What struck me most about Codecademy is how positive it is – I can’t decide if it’s maybe a little too pushy in encouraging your learning!
From the moment you sign up – and I mean within seconds of you giving them your email address – you’ll find yourself on their Python course. Having a look around is not really a thing; they’ll throw you right into tutorial explaining Python coding, and you can’t help but give it a go.
Because of the little bit of child/gamer in me, I liked that they have achievements when you complete certain things, like completing your first lesson or tenth lesson. I’m a little childish I know, but it’s kind of how a real teacher would praise you and tell you how well you’re doing.
The layout and interface of the tutorial are just as on-point as the rest of the site. Your screen is largely divided into three parts: from left to right, it’s the instructions, where you undertake the directions outlined in the instructions and the results of what you’ve done.
It pushes you so quickly into Python, you don’t really get the chance to look through the rest of the free courses they offer. This means it might be easy to get thrown into something irrelevant to what you need to achieve, dismiss the site, and miss a really useful free course.
With that point in mind, I’d encourage having a nosey around the Codecademy website, especially the catalog, and the categories I talked about earlier, to get to the course you need, and to make sure you start something relevant to what you want to achieve.
Udemy is a fantastic platform to undertake a course or more about coding. It’ll certainly set you on the right path, and if you’re a total newbie, you’ll definitely learn some stuff from it.

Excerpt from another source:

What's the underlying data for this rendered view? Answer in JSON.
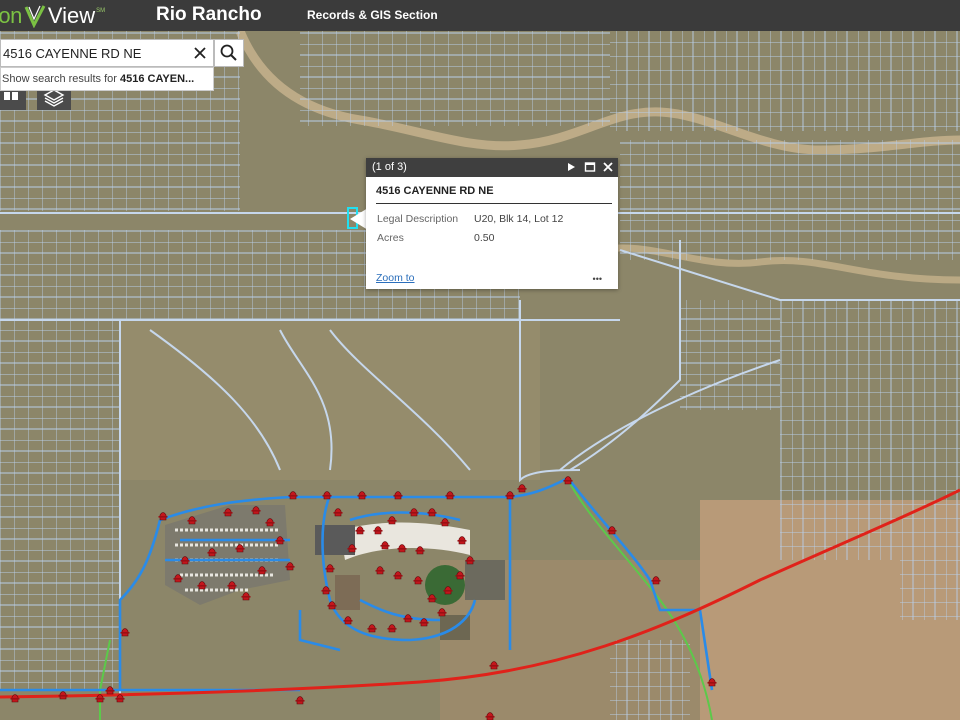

However, I’m not convinced of how much validity Udemy certification will have with employers. Due to the fact that it has courses on literally anything, if I was in a recruiter’s shoes, I’m not sure I’d be impressed. I just don’t feel it would carry that much weight.

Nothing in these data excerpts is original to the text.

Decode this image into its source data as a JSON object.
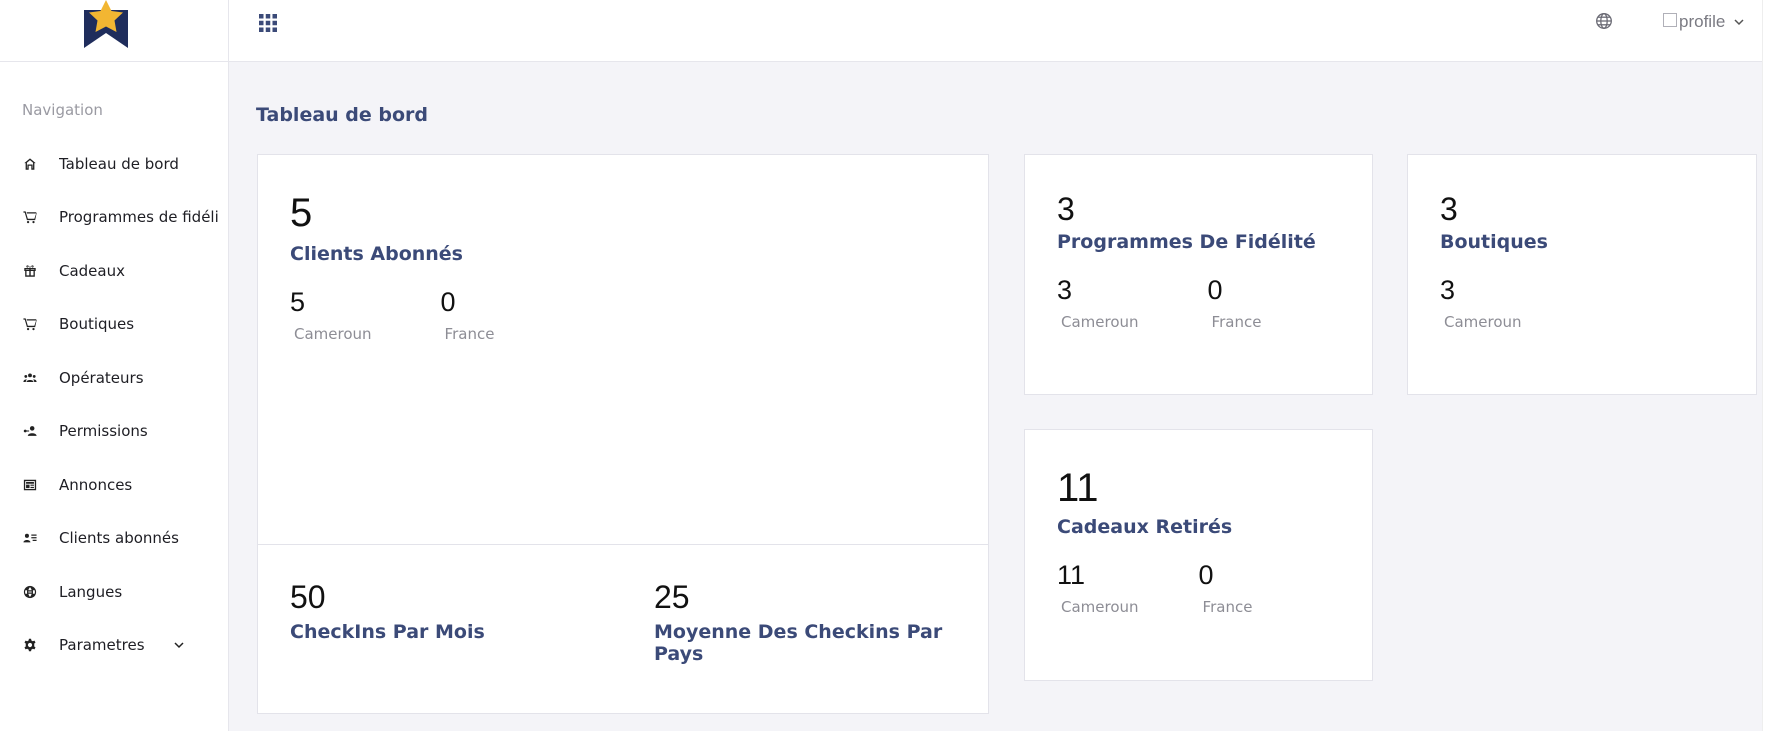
{
  "sidebar": {
    "heading": "Navigation",
    "items": [
      {
        "label": "Tableau de bord",
        "icon": "home-icon"
      },
      {
        "label": "Programmes de fidélité",
        "icon": "cart-icon"
      },
      {
        "label": "Cadeaux",
        "icon": "gift-icon"
      },
      {
        "label": "Boutiques",
        "icon": "cart-icon"
      },
      {
        "label": "Opérateurs",
        "icon": "group-icon"
      },
      {
        "label": "Permissions",
        "icon": "person-key-icon"
      },
      {
        "label": "Annonces",
        "icon": "newspaper-icon"
      },
      {
        "label": "Clients abonnés",
        "icon": "person-list-icon"
      },
      {
        "label": "Langues",
        "icon": "globe-icon"
      },
      {
        "label": "Parametres",
        "icon": "gear-icon"
      }
    ]
  },
  "topbar": {
    "profile_alt": "profile"
  },
  "page": {
    "title": "Tableau de bord"
  },
  "cards": {
    "clients": {
      "value": "5",
      "title": "Clients Abonnés",
      "breakdown": [
        {
          "value": "5",
          "label": "Cameroun"
        },
        {
          "value": "0",
          "label": "France"
        }
      ]
    },
    "checkins": {
      "value": "50",
      "title": "CheckIns Par Mois"
    },
    "average": {
      "value": "25",
      "title": "Moyenne Des Checkins Par Pays"
    },
    "programmes": {
      "value": "3",
      "title": "Programmes De Fidélité",
      "breakdown": [
        {
          "value": "3",
          "label": "Cameroun"
        },
        {
          "value": "0",
          "label": "France"
        }
      ]
    },
    "boutiques": {
      "value": "3",
      "title": "Boutiques",
      "breakdown": [
        {
          "value": "3",
          "label": "Cameroun"
        }
      ]
    },
    "cadeaux": {
      "value": "11",
      "title": "Cadeaux Retirés",
      "breakdown": [
        {
          "value": "11",
          "label": "Cameroun"
        },
        {
          "value": "0",
          "label": "France"
        }
      ]
    }
  },
  "colors": {
    "accent": "#3b4a78",
    "logo_navy": "#1f2d5c",
    "logo_gold": "#f2b632"
  }
}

In saying that, not everybody is looking to get a job from their coding knowledge. If you’re retired and just want to pass some time, if you’re maybe a digital marketer who want to augment their tech knowledge when engaging with developers, or even if you just think it might be some lols, Udemy is certainly worth checking out.
Codecademy has a more professional feel to it. If I was learning any aspect of coding for the benefit of my career, without going through a full-blown course, Codecademy squares itself up as a very credible source of knowledge.
To me, in its delivery, I feel like it strikes the exact correct balance between professionalism and cheerful encouragement. Of all the software tools I’ve looked at to do various things, I think the tone of Codecademy is the closest to what you’d expect of a real-life education professional.
That leads to a comfort in what you’re getting from your commitment. That it’s dedicated to teaching coding is definitely another aspect that makes it feel like it’s more committed to you as a coding student.
|Pricing options||From free, up to $200||Free, $19.99 per month, or from $199 for Codecademy Pro Intensive|
|Usability||As easy as making any other purchase, watching any other video, and downloading any other materials||Ideal layout for use; feels very professional-oriented; it really does require time, attention and patience|
|Conclusion||Good for hobbyists||Good for professionals|
Throughout this comparison I think there’s been a clear line of distinction drawn between these two same-but-diifferent education sites in terms of learning coding: Udemy is best for hobbyists, Codecademy is best for professionals.
I would suggest it’s best to be very clear about why you need to learn coding before committing to one of these.